Archaeologists exhumed the body of a Viking queen on Monday, hoping to solve a riddle about whether a woman buried with her 1,200 years ago was a servant killed to be a companion into the afterlife.
As a less gruesome alternative, the two women in the grass-covered Oseberg mound in south Norway might be a royal mother and daughter who died of the same disease and were buried together in 834.
“We will do DNA tests to try to find out. I don’t know of any Viking skeletons that have been analyzed as we plan to do,” Egil Mikkelsen, director of Oslo’s Museum of Cultural History, told Reuters at the graveside.
As rain pelted down, four men lifted an aluminum coffin containing the bones of two women after digging a 5-foot-deep (1.5-meter-deep) hole in the mound where the women were originally buried in a spectacular Viking longboat.
The women and the 70-foot (22-meter) longboat, with its curling oak prow still intact, were unearthed in 1904 in the 16-foot-high (5-meter-high) mound, surrounded by cornfields, in one of the archaeological sensations of the 20th century.
The longboat, known as the Oseberg ship, is in a museum in Oslo, but the bones were reburied in 1948 and have since lain undisturbed.
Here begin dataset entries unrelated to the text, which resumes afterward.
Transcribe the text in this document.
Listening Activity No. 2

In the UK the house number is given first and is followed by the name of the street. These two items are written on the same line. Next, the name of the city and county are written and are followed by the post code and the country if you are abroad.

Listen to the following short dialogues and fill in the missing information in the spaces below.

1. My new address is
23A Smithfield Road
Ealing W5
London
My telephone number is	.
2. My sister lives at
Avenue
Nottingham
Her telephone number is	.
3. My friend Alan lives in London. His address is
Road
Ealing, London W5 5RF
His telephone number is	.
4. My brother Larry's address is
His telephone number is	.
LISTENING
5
About 200 people, including schoolchildren, watched the exhumation.
“We don’t know who the women were,” Mikkelsen said, adding that DNA tests could tell if they were related. “DNA analysis could prove if they were mother and daughter, but I have always thought of them as the queen and her maid.”
If the two women had widely differing DNA, it could be a sign that the second woman was a servant.
A servant might have been the victim of a ritual killing, and perhaps her throat was slit so she could accompany her queen to an afterlife in Valhalla. In one Danish Viking grave, for instance, an old man lying by a younger man had been decapitated.
In addition to the DNA study, new chemical analysis of bones can tell what people ate. In Viking times meat, such as elk, was prized, while poorer people ate fish.
“If they were mother and daughter they would probably have had the same food. If one woman was a maid they would have had different diets,” Mikkelsen said.
The aluminum coffin will be driven to Oslo and opened for analyses, likely to last a year.
The archaeologists placed a Norwegian 20-crown coin — dated 2007 and with a picture of the prow of the Oseberg ship on one side — in the sarcophagus to show any future generations when the grave had been disturbed.
Among those at the graveside was a man dressed as a Viking with a sword hanging from his belt. “This is an experience you get once in a lifetime,” said Leszek Gardela, 23, a Polish student of archaeology.
Mikkelsen said he saw no ethical objections to opening the grave, partly because the two were buried so long ago and no one even knew their names.